With a sense of foreboding looming over me, I took Holly to the final training session before the holidays. The trainer suggested we dress up in Christmas attire to have a little fun. I had bought Holly a red fleecy suit because it was so cold in the microclimate that exists in the Four Winds area. I myself, had intended to don a fetching elf costume I’d ordered from Amazon to wear at our local parkrun on Christmas Day. However, as I hunted that morning it was nowhere to be found. The only thing I could lay my hands on was a red jumper, and a short, black, leather skirt. In my haste I didn’t fully appraise this ensemble before leaving the house, but I did have time to appreciate the effect in the full-length mirror at the Club where the training took place. It was certainly festive, but in a sort of low-end shop window in Amsterdam sort of way.

I had got it all very wrong. The party bit was meant to be for after the training session, which I imagined had been suspended for that week while we drank coffee and exchanged tips on dog training. I was reprimanded for not having brought her official training bib. I then had to run up and down the hall in said leather skirt to demonstrate how she could walk to heel. She couldn’t, and was in no form to co-operate. We looked a trifle foolish in our matching crimson outfits and by now my face blended in too.

But Holly wasn’t the only one in bad humour. From the outset, something seemed very wrong with all the dogs. Some were snapping and growling and none were compliant. It was tense. The trainer was none too pleased and offence was taken all round. I left in tears and decided that this had been a foolish move.

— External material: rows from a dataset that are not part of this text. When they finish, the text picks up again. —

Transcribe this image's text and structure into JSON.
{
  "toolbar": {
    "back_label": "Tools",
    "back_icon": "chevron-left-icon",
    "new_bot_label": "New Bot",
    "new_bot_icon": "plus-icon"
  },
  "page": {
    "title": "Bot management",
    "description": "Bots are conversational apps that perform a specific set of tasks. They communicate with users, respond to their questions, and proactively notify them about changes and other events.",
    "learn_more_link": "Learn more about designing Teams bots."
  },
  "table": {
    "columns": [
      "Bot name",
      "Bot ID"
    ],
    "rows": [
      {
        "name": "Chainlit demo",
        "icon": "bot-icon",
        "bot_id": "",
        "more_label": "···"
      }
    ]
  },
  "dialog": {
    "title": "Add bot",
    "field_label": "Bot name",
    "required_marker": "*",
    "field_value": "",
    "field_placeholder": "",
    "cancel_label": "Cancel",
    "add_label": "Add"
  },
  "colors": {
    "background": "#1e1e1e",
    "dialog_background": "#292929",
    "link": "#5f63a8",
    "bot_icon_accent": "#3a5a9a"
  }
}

After a few festive rows with the family, I felt myself unravel. I couldn’t shake the worrisome thought that perhaps the dogs knew something that us humans didn’t. I recalled the 2004 tsunami in South East Asia, where several days before the disaster, it was recorded that the animals had begun behaving oddly and fleeing the coastal areas. The recent news headlines had been apocalyptic. Maybe we should all have been listening, to the dogs.

I finally had the wit to ring my GP and explain my predicament. I told her my theory about the dogs and there was a brief pause on the other end. She suggested that I come in. Immediately. She listened and nodded. “You’re experiencing some very irrational thoughts,” she surmised. “No,” I told her. “I don’t think there’s anything unreasonable about any of this. To me this is all very real.” I felt a bit like Sarah Connor when she predicts full nuclear fall-out in Terminator 2, and tells the doctor if he’s not wearing factor two million sunblock in August 1997 “it’s all going to feel pretty fucking real to him too.”

‘Give the dog back’ said the doctor. She prescribed some pills to settle me and I acknowledged that I’d been ignoring symptoms of extreme anxiety for a long time, allowing them to grow and implode. I rang the charity and they were very understanding.

We knew that Holly was never ours, and by this time the children had tired of sharing their dad and increasingly mad mother with a highly animated pet. And so, two days after Christmas we took her to another trainer. After all the stress it was with some relief that I passed her on, but poor old LSB had tears in his eyes. But with her departure home-life calmed down and with that so did my nerves.

So what did I take away from my attempt at giving? The most salient lesson was that the tiny eco-system of my mind requires balance: tip the see-saw too much any direction and turmoil ensues. Keeping centred is essential to my well-being. Lesson two; while I like dogs, in truth I’m more of a cat person. And three, that LSB one, well he’s a keeper.